Apesar de a redução das disparidades ter sido significativa e de
ter havido algumas mudanças de alcance estrutural na economia do Nordeste, o
processo é relativamente lento.
Para buscar entender porque a evolução das economias regionais não
seguiu o script pessimista previsto é
necessário redirecionar o olhar para os fatores que propiciaram o movimento
recente de convergência.
A mesma trajetória que mostrou para o Brasil uma evolução mais
rápida no consumo, na renda e no emprego do que na produção e no investimento,
se refletiu espacialmente na direção de maior crescimento das primeiras
variáveis nas regiões mais pobres do que nas mais ricas.
Todavia, também nas variáveis de produção e de infraestrutura e de
escolaridade, mesmo evoluindo mais lentamente do que as de renda, emprego e
consumo, o Nordeste vem reduzindo o hiato em relação às regiões mais ricas,
Sudeste e Sul, embora em ritmo muito distante do desejável.
Retroalimentação
Ainda que a convergência tenha sido conduzida mais pelas políticas
públicas de cunho social do que proporcionada por fatores tipicamente
econômicos, a expansão recente pode ter engendrado importantes efeitos de
retroalimentação.
O crescimento recente da região Nordeste tem o potencial de gerar
efeitos significativos de causação cumulativa, por meio da ampliação do tamanho
de mercado e na formação de ativos tangíveis e intangíveis, abrindo uma janela
de oportunidade para mudar a realidade econômica e social da região.

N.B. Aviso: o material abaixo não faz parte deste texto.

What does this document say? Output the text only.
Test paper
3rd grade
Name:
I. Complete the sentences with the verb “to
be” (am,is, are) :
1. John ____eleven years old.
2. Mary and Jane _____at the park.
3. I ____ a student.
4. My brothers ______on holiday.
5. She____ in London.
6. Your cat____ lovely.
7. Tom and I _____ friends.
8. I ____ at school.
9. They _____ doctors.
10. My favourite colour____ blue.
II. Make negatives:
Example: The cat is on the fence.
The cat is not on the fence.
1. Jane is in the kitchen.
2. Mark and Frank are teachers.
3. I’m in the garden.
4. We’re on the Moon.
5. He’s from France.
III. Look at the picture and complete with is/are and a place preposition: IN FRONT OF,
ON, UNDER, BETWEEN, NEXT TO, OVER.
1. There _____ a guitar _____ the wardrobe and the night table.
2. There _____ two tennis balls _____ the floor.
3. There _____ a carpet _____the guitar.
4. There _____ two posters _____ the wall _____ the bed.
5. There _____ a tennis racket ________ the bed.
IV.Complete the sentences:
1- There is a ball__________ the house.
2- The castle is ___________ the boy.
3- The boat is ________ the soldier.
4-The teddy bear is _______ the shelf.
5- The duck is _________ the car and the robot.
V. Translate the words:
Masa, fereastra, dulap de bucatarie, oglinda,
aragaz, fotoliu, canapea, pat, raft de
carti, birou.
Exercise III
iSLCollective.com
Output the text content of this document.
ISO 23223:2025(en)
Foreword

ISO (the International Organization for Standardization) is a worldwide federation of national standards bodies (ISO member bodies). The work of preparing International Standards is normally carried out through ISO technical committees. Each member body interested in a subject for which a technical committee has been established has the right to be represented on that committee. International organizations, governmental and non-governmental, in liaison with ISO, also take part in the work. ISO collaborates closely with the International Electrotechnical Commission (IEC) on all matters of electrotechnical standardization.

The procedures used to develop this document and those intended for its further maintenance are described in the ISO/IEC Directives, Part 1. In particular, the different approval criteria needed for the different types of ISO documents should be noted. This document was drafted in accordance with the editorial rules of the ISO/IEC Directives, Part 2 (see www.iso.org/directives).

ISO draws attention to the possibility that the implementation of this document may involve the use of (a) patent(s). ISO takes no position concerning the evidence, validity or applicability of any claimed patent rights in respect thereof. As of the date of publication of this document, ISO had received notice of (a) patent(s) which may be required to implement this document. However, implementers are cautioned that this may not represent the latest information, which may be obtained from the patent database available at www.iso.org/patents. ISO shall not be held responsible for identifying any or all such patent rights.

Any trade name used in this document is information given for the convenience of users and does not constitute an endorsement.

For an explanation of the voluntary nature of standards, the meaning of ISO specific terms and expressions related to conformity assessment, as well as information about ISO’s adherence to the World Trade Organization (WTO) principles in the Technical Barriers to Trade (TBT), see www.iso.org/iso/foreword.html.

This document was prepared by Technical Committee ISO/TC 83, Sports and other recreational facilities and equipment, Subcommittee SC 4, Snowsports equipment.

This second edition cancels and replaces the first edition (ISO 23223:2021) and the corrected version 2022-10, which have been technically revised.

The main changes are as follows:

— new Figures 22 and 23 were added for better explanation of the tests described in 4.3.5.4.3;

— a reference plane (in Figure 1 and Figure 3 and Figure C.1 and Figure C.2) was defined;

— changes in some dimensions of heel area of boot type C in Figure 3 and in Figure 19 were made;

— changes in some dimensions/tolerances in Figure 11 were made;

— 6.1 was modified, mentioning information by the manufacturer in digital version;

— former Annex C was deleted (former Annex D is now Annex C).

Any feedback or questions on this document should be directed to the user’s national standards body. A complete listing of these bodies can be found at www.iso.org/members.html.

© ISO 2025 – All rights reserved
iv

A ampliação recente do mercado de consumo no Nordeste e os avanços
ainda que relativamente restritos no seu capital social básico abrem um período
de oportunidades para induzir um movimento de convergência de níveis de
desenvolvimento em relação às regiões mais prósperas.
Há ainda que serem consideradas as forças associadas à própria
expansão da economia no país que pode encontrar na região uma fronteira de
expansão tanto em termos de mercado, quanto de força de trabalho e de
disponibilidade de recursos produtivos.
Renda média
De outra parte, a chamada armadilha de renda média se coloca em
termos diferentes entre as regiões brasileiras, diante da ampla disponibilidade
de oferta de mão-de-obra nas áreas mais pobres do país.
Enquanto nas regiões mais prósperas o crescimento do produto
depende em maior grau de ganhos de produtividade da força de trabalho já
ocupada, nas regiões mais pobres persiste um grande contingente de
trabalhadores subocupados ou ocupados em atividades de produtividade muito
baixa, o que propicia um espaço de crescimento econômico ainda amplo por meio
da incorporação desse contingente ao mercado formal. Diante do baixo grau de
formalização do trabalho na região, há um importante potencial de crescimento
associado à absorção de mão-de-obra em atividades de produtividade relativamente
mais elevadas em diversos setores de atividade.
A relocalização de atividades intensivas em trabalho, tanto nos
segmentos industriais como nas de serviços, vindas de outras regiões para o
Nordeste, em parte repercutiu essa diferença regional no mercado de trabalho e deve
perdurar nas próximas décadas, concorrendo para elevar a produtividade média da
economia regional, com um papel importante no crescimento da renda média.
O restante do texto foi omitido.